While it may be a big deal to us industry insiders to have advertising, it may not necessarily be to the person driving his vehicle behind a rig in afternoon traffic
|Editor's note: With some ambulances in California set to become 'moving billboards' to promote good causes, our Editorial Advisor Art Hsieh gives his perspective on the article we posted this week and on the wider potential issue. What's your take? Is this a sign of things to come? Share your views in the member comments section below.|
Synergy is defined by Merriam-Webster as a "mutually advantageous conjunction or compatibility of distinct business participants or resources."
This all fits pretty well with this story. I think it's a great idea that an ambulance could serve as a rolling billboard for institutions and causes closely related to public health or safety.
There is an ambulance service not too far from me that has the logos of local high schools displayed on the side of their standby units during football games.
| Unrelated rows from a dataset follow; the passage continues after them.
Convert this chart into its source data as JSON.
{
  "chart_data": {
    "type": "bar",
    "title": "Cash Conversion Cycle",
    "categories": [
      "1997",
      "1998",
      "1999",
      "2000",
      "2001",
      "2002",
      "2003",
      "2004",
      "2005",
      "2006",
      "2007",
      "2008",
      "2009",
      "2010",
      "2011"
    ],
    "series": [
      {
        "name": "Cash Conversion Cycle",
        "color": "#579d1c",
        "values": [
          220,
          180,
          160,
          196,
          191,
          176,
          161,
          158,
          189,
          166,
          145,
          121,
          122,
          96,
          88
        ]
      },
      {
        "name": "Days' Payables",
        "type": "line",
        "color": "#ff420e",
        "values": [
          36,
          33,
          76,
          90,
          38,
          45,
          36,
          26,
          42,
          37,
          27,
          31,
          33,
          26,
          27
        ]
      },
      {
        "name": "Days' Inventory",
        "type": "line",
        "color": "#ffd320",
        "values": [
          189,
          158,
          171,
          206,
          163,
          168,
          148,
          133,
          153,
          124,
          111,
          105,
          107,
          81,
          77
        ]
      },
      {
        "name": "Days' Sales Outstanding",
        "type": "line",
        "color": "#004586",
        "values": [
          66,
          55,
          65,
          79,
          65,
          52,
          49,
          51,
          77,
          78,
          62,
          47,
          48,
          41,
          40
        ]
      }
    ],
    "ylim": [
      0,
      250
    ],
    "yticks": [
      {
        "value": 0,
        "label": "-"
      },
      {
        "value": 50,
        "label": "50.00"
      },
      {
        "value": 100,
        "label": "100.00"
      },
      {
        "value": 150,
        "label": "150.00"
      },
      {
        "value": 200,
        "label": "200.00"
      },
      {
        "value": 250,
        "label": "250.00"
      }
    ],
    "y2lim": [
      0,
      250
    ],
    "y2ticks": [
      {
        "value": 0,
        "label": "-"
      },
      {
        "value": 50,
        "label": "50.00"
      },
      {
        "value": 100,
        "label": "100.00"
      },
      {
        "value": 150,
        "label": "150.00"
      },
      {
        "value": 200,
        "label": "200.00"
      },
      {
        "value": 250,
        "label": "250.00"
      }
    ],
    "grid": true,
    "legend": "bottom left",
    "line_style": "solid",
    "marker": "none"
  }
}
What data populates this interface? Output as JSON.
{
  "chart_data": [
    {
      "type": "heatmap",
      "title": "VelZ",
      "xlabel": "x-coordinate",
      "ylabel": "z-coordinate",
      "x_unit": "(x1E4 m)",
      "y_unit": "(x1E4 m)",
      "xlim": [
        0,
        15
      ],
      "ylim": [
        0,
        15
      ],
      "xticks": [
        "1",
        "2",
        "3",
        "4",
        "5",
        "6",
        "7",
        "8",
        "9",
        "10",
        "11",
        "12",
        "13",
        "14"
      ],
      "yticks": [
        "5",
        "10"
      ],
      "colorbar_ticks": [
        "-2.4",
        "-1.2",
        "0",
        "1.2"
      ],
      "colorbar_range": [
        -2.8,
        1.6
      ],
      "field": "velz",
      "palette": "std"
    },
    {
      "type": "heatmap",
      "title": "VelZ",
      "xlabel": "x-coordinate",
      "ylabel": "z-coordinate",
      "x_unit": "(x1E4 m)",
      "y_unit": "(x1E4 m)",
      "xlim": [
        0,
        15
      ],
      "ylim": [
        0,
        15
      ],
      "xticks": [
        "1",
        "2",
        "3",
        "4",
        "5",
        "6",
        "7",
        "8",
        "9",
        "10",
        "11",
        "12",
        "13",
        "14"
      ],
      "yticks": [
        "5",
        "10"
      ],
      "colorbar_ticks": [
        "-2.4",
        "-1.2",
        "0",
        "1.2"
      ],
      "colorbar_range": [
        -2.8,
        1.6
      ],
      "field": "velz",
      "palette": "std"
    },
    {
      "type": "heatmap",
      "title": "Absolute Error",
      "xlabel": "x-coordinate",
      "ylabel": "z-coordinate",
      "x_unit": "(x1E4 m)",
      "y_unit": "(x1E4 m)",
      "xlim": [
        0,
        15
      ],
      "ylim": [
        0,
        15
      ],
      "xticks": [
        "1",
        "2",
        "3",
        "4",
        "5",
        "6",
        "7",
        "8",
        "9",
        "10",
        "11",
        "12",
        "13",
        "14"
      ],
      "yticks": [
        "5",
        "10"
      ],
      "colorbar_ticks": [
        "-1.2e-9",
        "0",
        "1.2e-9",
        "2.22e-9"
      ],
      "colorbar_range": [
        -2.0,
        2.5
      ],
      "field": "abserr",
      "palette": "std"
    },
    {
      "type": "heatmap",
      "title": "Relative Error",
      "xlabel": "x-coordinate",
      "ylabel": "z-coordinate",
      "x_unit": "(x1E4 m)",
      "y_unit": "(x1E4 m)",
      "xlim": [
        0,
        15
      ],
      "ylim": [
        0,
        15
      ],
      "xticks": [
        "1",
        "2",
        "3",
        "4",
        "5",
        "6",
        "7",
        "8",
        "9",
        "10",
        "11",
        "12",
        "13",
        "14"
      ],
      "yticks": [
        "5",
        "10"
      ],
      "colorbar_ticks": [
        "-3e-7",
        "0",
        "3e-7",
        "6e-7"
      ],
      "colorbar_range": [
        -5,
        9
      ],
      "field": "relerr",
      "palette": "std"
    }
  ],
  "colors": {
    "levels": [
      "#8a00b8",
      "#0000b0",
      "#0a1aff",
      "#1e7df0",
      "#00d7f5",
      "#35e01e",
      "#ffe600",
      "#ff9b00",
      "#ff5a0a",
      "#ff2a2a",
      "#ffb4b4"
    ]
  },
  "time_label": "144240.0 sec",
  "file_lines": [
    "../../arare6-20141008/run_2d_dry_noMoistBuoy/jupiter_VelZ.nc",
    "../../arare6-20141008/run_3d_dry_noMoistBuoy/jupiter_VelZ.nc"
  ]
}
I think helping to advertise these things can help promote a closer sense of community and greater awareness of matters related to public safety or public health.
On the other hand, does advertising create a slippery slope? Could a manufacturer of emergency equipment, for example, make a case for advertising its products on the side of an ambulance in exchange for underwriting part of its operational costs?
I can see, through small degrees of rationalization, that one could eventually get there. Our sister site, FireRescue1, recently ran an article on Kentucky Fried Chicken's plan to market 'fiery' wings on hydrants in Indiana. Less controversial is an initiative in London, where ambulances carry adverts on the side advising the public not to call the emergency 999 number unless it is an emergency.
Overall, does advertising of any kind detract from the fundamental image of an ambulance? Frankly, I'm not sure of how the public views its EMS vehicles.
Unlike fire suppression and police vehicles, ambulances come in a very wide variety of configurations and have an even greater variation of paint schemes, logos and names emblazoned on its sides.
While it may be a big deal to us industry insiders to have advertising, it may not necessarily be to the person driving his vehicle behind a rig in afternoon traffic.
Finally, a safety note: Any advertising should not detract from the ability of the unit to be seen and easily identified as a medical rescue unit. We are already involved in a greater proportion of crashes than the average driving public.
Advertising, by design, is meant to catch your attention, so it shouldn't be an issue. On the other hand, I saw a transit bus the other day with a full wrapper advertisement that made it look like a very large hot dog. It certainly caught my attention, but not necessarily for the right reason.